The façade is the result of a joint effort of a number of companies: Reckli, based in Herne, Germany, supplied the form liners and the ARGE (joint venture) of the Landesmuseum Bregenz, comprised of the companies Schertler-Alge GmbH, Lauterach, Hilti & Jehle GmbH, Feldkirch, Rhomberg Bau GmbH, Bregenz, and Jäger Bau GmbH from Schruns, constructed the façade in situ. All of the participating companies are in general familiar with the demands made on the individual design of construction projects. But the façade of the VorarlbergMuseum presented them with a very special challenge.

The negative imprints of the form liners commonly used for concrete facades are milled out of MDF panels with CNC machines. The negative imprints are subsequently cast with elastomers. The architect had specified that the imprints of the bottle bottoms for the Vorarlberg Museum were to protrude by as much as up to 45 mm from the concrete façade. Because of the unusual height and the size of the imprints required, Reckli was unable to manufacture the form liners in the customary manner. This called for special creativity: Volker Urmoneit, head of the model building department, took the cut-off bottoms of the PET bottles chosen by the artist and cast a positive mold of every bottle. The imprints created in this manner were then installed on an MDF panel with a mortise-and-tenon joint, in accordance with the drawings and instructions of the artist.

“The only task left for our highly precise CNC machine for this project was to drill the holes for the manual installation of the plastic flowers to millime­ter precision. It is good to know that a human being cannot always be completely substituted even for such sophisticated high-tech processes,” said Urmoneit. Subsequently, the form liners were cast in several steps in individually manufactured molds.

Jointless façade

Manfred Alois Mayr and the mathematician Urs Beat Roth had worked out the drawings for the form liners in such an ingenious way that only three combinable master form liners per story and the additional form liners for the corners and intrados were sufficient for designing the entire façade with the specified irregular pattern.

The main challenge on site was to construct the façade without joints, in accordance with the instructions of the architect and the artist. To meet this requirement, the ARGE manufactured the concrete sheet of 17 cm thickness with the blossoms in situ in upright position, and cast it in one pour in front of a thermal insulation of 25 cm thickness and reinforced-concrete walls of 30 cm thickness.

Cultural asset of the presence

“Casting in upright position made the ventilation of the protrusions (the bottle bottoms, editor’s note) much more difficult than would have been the case had casting taken place in horizontal position. Various concrete mixes had been tested to find the one that would give the best results in a number of preparatory steps until the right one was found,” said the site manager of the joint venture ARGE, Eberhard Fiel of Hilti & Jehle.

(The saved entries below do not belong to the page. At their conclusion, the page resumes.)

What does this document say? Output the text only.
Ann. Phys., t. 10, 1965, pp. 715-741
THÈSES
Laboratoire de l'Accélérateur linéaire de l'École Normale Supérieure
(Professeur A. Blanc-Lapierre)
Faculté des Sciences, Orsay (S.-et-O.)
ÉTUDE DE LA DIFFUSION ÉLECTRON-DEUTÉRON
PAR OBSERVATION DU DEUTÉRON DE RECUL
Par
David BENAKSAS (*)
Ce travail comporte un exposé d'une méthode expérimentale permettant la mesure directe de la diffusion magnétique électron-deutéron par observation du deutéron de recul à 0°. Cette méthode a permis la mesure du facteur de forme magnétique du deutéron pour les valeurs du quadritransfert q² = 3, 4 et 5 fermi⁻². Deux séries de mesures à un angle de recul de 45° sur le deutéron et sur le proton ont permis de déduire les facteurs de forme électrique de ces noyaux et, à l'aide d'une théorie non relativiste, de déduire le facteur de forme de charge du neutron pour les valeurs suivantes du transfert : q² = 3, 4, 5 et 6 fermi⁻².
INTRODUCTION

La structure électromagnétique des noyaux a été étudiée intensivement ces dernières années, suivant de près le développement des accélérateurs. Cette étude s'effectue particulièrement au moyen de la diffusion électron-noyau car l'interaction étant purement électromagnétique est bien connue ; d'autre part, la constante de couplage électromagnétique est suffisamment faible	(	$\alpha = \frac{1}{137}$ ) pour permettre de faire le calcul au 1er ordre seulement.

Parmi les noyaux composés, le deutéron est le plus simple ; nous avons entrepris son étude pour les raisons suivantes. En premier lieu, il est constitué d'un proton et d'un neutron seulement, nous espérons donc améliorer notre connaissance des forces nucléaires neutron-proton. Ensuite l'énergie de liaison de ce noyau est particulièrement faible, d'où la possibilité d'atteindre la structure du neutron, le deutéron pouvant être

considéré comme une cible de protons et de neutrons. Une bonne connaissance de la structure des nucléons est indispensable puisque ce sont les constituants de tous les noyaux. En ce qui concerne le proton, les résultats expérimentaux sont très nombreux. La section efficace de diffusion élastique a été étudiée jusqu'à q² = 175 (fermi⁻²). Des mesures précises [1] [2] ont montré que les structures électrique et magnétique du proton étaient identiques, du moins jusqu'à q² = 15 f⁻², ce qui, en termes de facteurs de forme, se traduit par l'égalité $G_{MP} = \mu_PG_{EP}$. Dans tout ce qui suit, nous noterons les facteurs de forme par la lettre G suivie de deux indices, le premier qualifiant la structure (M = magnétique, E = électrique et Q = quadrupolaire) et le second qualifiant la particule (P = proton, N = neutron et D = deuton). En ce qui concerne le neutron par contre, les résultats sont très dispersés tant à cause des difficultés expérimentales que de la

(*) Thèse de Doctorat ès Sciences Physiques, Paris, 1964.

The concrete eventually used for the construction of the façade was a self-compacting concrete of extremely high viscosity with a maximized content of white pigments, to match the coloring of the overall complex. The concrete was cast into the high-pressure resistant and absolutely tight formwork of 6 m height that had to resist the enormous internal pressure entirely without bubbles and with the utmost of care.

The “art on the building” project implemented in Vorarlberg Museum Bregenz not only attests to the nearly unlimited design possibilities of concrete. It shows moreover that concrete is a cultural asset of the presence, the same as the many historic containers and vessel of clay and glass that fill the display cases inside the new museum building.